According to the National Association of Clean Air Agencies (NACAA), state and local agencies have concluded that the federal mercury rule is not up to the task of addressing public health and environmental dangers posed by power plant mercury emissions, and they are determined to enact programs that will provide an adequate measure of protection to the citizens they serve.
Nearly half the states in the nation have moved to adopt programs that will yield greater mercury reductions on a faster schedule. Many states have relied upon a model rule that NACAA developed in November 2005 to guide them.

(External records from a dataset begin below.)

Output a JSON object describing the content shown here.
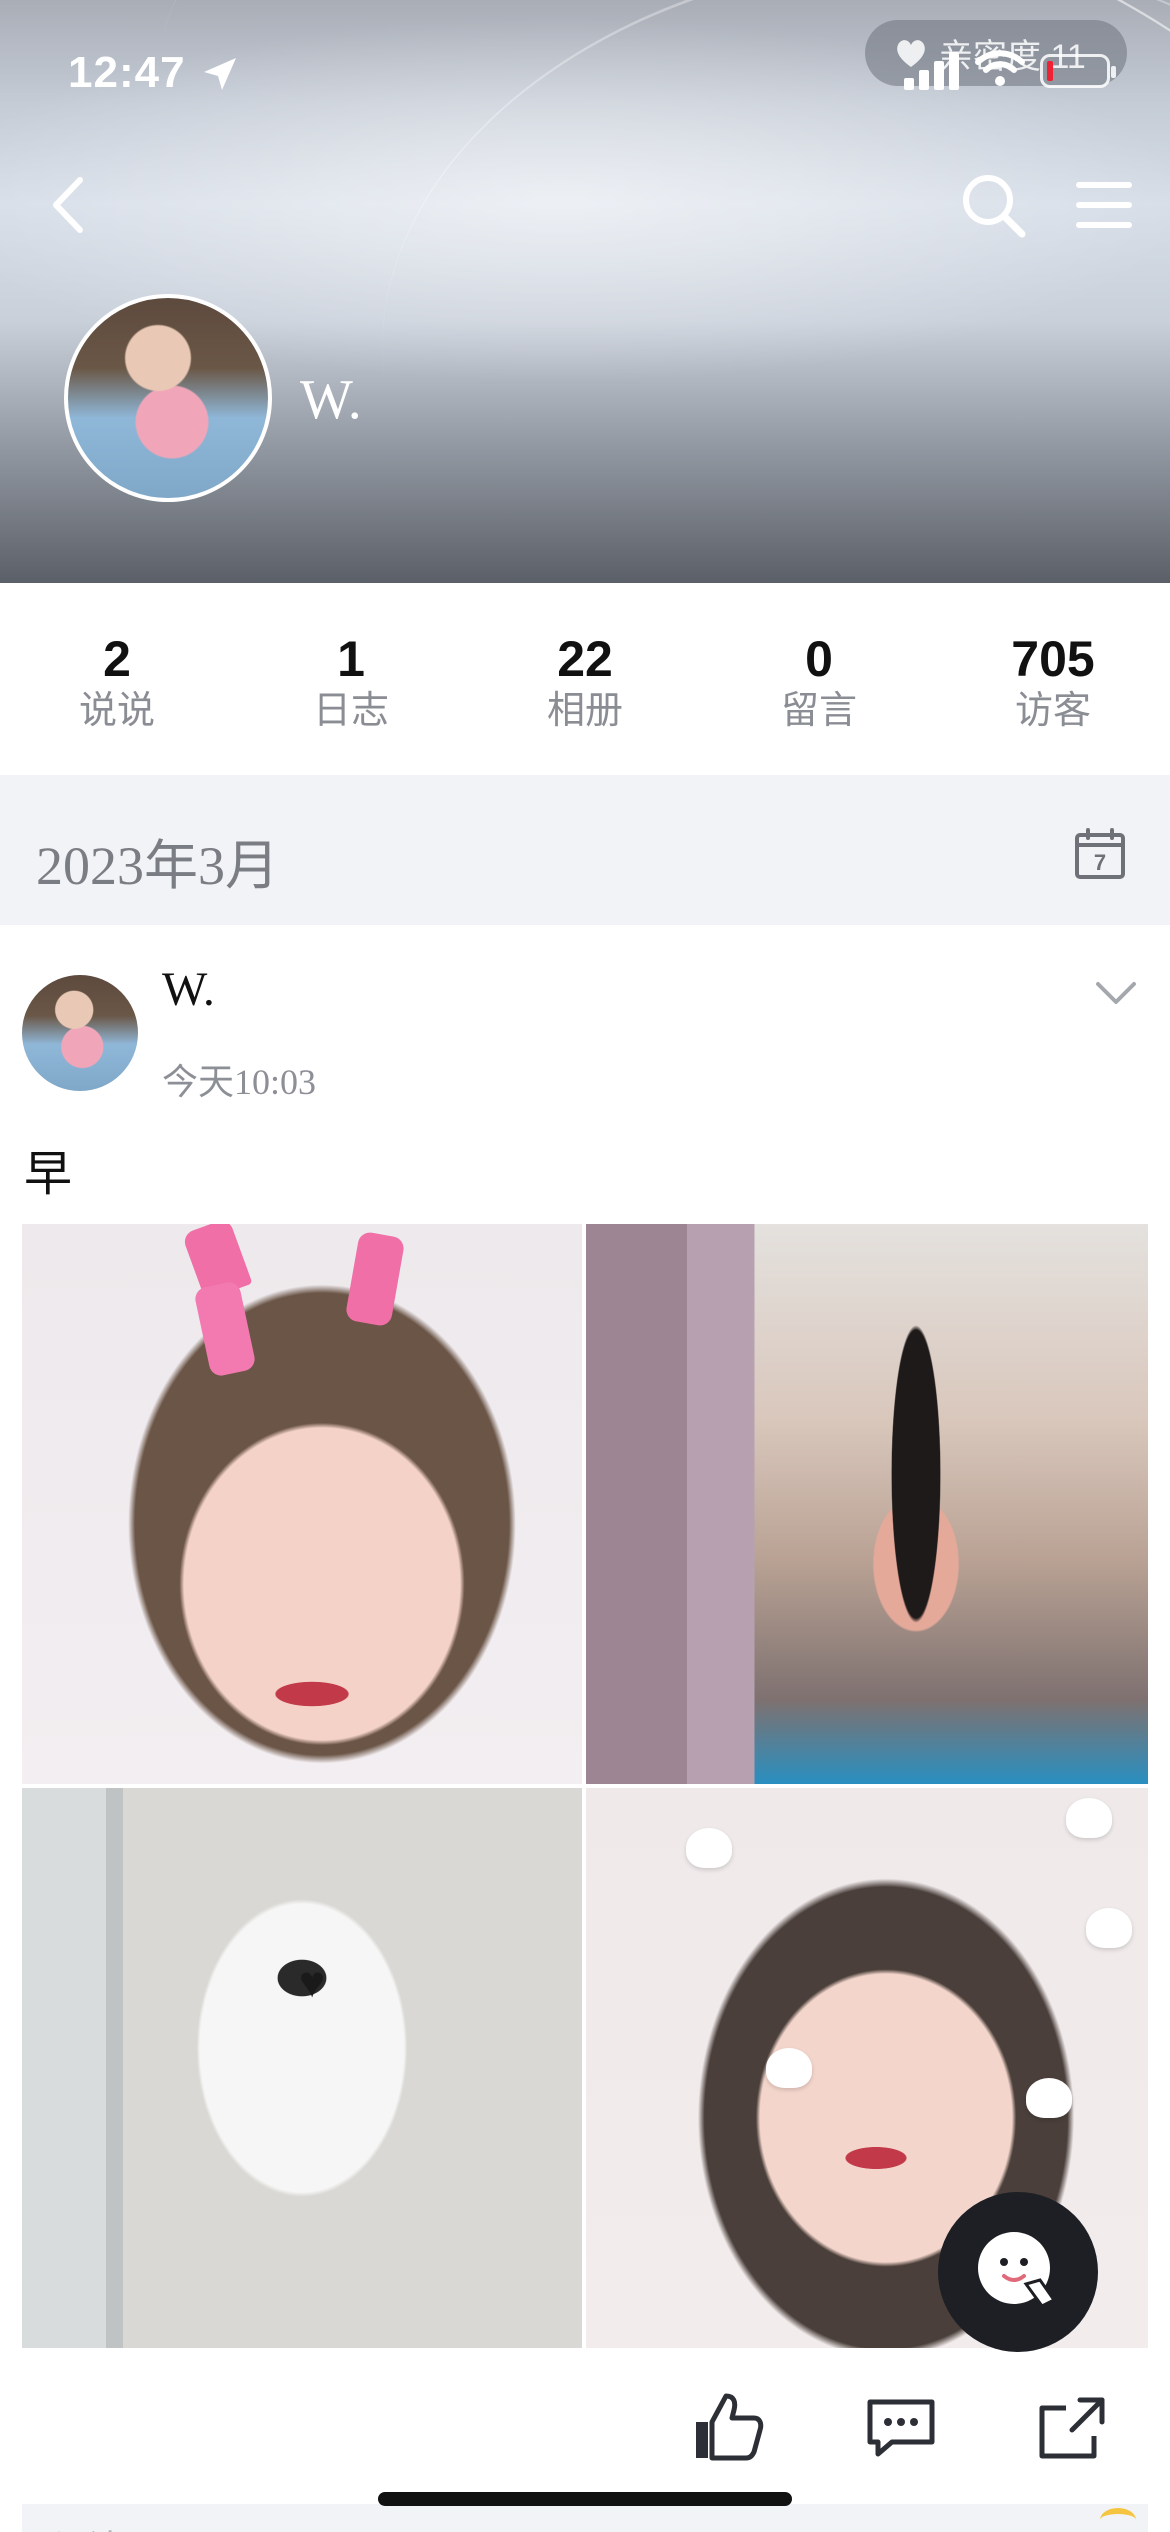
{
  "status_bar": {
    "time": "12:47",
    "intimacy_label": "亲密度 11"
  },
  "profile": {
    "name": "W."
  },
  "stats": [
    {
      "value": "2",
      "label": "说说"
    },
    {
      "value": "1",
      "label": "日志"
    },
    {
      "value": "22",
      "label": "相册"
    },
    {
      "value": "0",
      "label": "留言"
    },
    {
      "value": "705",
      "label": "访客"
    }
  ],
  "timeline": {
    "month": "2023年3月",
    "calendar_day": "7"
  },
  "post": {
    "author": "W.",
    "time": "今天10:03",
    "text": "早",
    "photos": [
      "selfie-pink-clips",
      "mirror-back-room",
      "mirror-white-tshirt",
      "selfie-hearts"
    ]
  },
  "comment_placeholder": "评论",
  "colors": {
    "stat_number": "#111111",
    "stat_label": "#8a8d93",
    "month_bar_bg": "#f2f3f7",
    "bot_button": "#1d1f24"
  },
  "icons": [
    "back-icon",
    "search-icon",
    "menu-icon",
    "calendar-icon",
    "chevron-down-icon",
    "like-icon",
    "comment-icon",
    "share-icon",
    "assistant-icon",
    "heart-icon",
    "location-icon"
  ]
}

Twenty-two states have adopted or are pursuing programs more stringent than the federal rule, 24 state programs are largely consistent with the federal model, and the remaining states are uncertain or are not required to participate.
Among the more stringent state programs, 15 states call for greater reductions–most in the 80 to 90 percent range, as compared to 70 percent under the federal rule; 18 will require the reductions to be obtained years sooner; and 17 will prohibit or restrict trading of emissions, which is allowed by the federal rule.
States that have adopted or are pursuing more stringent programs are: Arizona, California, Connecticut, Delaware, Georgia, Illinois, Indiana, Maine, Maryland, Massachusetts, Michigan, Minnesota, Montana, New Hampshire, New Jersey, New York, North Carolina, Oregon, Pennsylvania, Virginia, Washington, and Wisconsin.
NACAA is the national association of air pollution control agencies in 54 states and territories and over 165 metropolitan areas across the country. Until recently the association was known as the State and Territorial Air Pollution Program Administrators (STAPPA) and the Association of Local Air Pollution Control Officials (ALAPCO).